University of Virginia’s Ivy Corridor Project Connects North and Central Grounds

New site infrastructure will contribute to campus sustainability and environmental goals.

December 03, 2021

Site rendering of the large open water feature and amphitheater seating serving as the focal point for the Ivy Corridor.

As a prominent connection on the University of Virginia’s (UVA) campus and a designated entrance corridor for the City of Charlottesville, construction for Ivy Corridor is underway. The formerly underutilized site includes four blocks of property along Ivy Road between the Ivy-Emmet intersection and Copeley Road and is a key connector between the University’s north grounds and central grounds. A new hotel and conference center and School of Data Science building will be constructed and occupy the corridor, in addition to future campus buildings with a range of uses. VHB is providing integrated services, including utilities, traffic, signal design, bike lane improvements, surveying, and structural services as a teaming partner to project lead and design firm, DumontJanks.

The 14.5-acre site, currently an underutilized wooded lot, is also the low point of a 200-acre sub-watershed. The project site design incorporates new stormwater facilities—relocating a stream and creating a large open water feature—to increase detention capacity for stormwater and relieve flooding that often occurs during major storm events. The central stream and water feature will also serve as the focal point for the corridor, providing an educational destination for students, faculty, guests, and residents to interact and connect with the natural elements.

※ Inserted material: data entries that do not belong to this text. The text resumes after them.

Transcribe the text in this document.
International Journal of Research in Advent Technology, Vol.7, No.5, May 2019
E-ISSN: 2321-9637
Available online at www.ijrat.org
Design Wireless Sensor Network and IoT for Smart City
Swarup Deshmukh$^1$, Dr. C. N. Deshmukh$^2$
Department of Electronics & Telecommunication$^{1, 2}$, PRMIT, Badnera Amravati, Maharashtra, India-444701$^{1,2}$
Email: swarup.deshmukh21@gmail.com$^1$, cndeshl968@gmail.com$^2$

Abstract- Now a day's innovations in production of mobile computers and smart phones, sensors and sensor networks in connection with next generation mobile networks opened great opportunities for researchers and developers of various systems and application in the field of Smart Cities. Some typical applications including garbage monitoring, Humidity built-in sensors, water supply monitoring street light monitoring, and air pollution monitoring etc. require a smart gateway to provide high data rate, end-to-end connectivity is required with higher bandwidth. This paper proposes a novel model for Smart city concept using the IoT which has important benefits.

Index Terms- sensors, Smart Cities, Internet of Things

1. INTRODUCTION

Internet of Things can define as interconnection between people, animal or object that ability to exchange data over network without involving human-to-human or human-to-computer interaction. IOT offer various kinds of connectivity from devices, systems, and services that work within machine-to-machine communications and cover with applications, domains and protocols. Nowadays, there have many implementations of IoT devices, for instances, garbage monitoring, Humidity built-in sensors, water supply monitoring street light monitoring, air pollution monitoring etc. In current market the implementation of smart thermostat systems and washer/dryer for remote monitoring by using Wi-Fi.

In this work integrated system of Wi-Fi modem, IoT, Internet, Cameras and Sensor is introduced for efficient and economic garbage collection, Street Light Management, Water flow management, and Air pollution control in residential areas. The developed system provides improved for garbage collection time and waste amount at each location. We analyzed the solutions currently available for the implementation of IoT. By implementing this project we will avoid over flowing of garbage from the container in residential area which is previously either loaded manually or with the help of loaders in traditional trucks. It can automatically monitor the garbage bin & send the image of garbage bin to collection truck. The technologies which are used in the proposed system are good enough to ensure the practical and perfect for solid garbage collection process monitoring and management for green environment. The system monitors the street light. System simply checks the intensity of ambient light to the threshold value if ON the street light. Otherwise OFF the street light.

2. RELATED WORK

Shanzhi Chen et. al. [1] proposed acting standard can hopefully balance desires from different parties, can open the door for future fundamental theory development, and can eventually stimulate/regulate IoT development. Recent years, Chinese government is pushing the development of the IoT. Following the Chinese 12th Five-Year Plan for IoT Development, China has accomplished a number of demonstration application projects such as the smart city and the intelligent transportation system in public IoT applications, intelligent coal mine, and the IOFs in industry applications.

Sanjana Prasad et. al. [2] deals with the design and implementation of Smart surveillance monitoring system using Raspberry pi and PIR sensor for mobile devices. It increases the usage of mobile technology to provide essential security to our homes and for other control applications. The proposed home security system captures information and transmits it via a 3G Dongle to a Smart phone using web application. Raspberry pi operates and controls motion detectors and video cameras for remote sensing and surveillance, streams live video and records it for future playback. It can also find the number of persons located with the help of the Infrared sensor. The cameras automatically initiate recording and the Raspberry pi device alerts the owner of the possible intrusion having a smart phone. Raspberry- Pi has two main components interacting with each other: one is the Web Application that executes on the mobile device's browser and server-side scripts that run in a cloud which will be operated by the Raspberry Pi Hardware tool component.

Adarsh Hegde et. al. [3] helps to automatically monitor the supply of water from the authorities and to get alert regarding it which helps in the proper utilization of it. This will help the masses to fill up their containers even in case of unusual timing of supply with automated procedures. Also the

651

Biohabitats designed and developed the stormwater facilities for the project, VHB designed the on-site pipe and structure network, and Oehme van Sweden provided landscape design for the stream corridor.

“Sustainability and environmental considerations are at the forefront for this new development,” said John Carty, VHB’s Land Development Manager. “This project has been a concentrated effort by the University and City of Charlottesville to help with stormwater pollution prevention and improve their stormwater management impacts. The meandering stream and the creation of the water feature will unify the campus, create a destination, promote new ecosystems, and contribute to the University’s water resource goals of keeping Virginia’s waterways clean. It will also help improve the larger campus watershed for future development versus implementing fragmented stormwater projects over time.”

A large focus of the project also includes streetscape enhancements along Ivy Road, such as wider sidewalks, new plantings, safety improvements, new bike lanes, and bus stops. Called the “public realm phase,” this stage of the project kicked off in summer 2021 and will take approximately 12 months to complete. The School of Data Science began construction in fall 2021, and the new hotel and conference center will begin construction in 2022.

VHB has been providing civil engineering, surveying, and landscape architecture services on UVA’s campus for more than 15 years to create a resilient campus community where students can thrive. Additional active VHB projects on campus include the Athletics Complex and Football Operations Center, the Ivy Mountain Musculoskeletal Center, transportation services for the McIntire School of Commerce expansion, and stream channel improvements, corridor studies, and sidewalk studies.